EDIT: Based on a critical edit to your question: Yeah, sums of Likert items do not have a Likert distribution. Thanks to the Central Limit Theorem they have an approximately normal distribution. Approximately normal data are pretty soundly in ANOVA's bailiwick, (the more items contributing to your outcome variable, the more comfortable with ANOVA you should be), though you will still need to make appropriate corrections for unequal variances between groups.
If the number of Likert-scale items contributing to your variable is small, you might want to use the Kruskal-Wallis test instead. There will be a small hit to statistical power (as compared with ANOVA) using Kruskal-Wallis with approximately normal data, but you should be able to use either.
The Kruskal-Wallis test assumes the outcome data measured across $C$ groups are measured continuously. I.e., from their original paper "If the samples come from identical continuous populations, and the $n_{i}$ are not too small, $H$ is distributed as $\chi^{2}(C-1)$…" ($H$ is the Kruskal-Wallis test statistic, and the $n_{i}$s are the sample sizes in each group.)

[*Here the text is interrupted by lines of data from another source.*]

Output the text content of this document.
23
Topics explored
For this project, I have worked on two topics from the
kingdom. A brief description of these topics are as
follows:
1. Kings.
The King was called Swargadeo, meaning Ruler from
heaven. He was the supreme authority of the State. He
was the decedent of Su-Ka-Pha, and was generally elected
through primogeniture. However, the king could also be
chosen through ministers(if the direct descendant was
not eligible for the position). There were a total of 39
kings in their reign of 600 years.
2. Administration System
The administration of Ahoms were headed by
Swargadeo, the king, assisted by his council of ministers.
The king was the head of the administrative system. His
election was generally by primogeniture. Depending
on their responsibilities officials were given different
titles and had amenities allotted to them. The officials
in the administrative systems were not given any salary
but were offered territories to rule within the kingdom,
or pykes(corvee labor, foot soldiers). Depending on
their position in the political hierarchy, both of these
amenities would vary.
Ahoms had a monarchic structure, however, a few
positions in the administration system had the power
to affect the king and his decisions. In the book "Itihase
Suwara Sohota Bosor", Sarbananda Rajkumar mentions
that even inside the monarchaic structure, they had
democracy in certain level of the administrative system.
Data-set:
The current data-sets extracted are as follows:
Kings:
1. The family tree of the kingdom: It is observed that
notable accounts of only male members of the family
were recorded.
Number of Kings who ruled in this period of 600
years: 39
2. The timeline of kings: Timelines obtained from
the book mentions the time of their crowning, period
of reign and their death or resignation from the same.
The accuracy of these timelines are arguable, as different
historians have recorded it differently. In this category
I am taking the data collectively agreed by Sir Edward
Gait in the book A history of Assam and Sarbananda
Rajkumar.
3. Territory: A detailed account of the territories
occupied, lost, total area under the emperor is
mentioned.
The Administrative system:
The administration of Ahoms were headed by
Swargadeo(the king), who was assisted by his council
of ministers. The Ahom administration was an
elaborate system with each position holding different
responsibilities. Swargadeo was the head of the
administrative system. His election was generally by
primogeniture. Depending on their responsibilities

The same is true of the Mann-Whitney(-Wilcoxon) rank sum test between two samples—which the Kruskal-Wallis test is effectively a $C$ sample extension of—where Mann & Whitney's first sentence is "Let $x$ and $y$ be two random variables with continuous cumulative distribution functions $f$ and $g$."
Unfortunately, this means that the inferential properties based on the distribution of the $H$ test statistic may be invalid if applied to, for example, ordinal data of only a few values. While Kruskal & Wallis do give corrections for ties, which may arise in any continuous variable where $n>10^p$ where $p$ is the precision in number of significant digits, I suspect the test is unreliable for cases where all values are tied many times, as would be the case for Likert scale data with 5-ish or 7-ish values.
At the very least you may expect to find few illustrated examples published which violate an assumption of the test.
References
Kruskal, W. H., & Wallis, W. A. (1952). Use of ranks in one-criterion variance analysis. Journal of the American Statistical Association, 47(260), 583–621.
Mann, H. B., & Whitney, D. R. (1947). On A Test Of Whether One Of Two Random Variables Is Stochastically Larger Than The Other. Annals of Mathematical Statistics, 18, 50–60.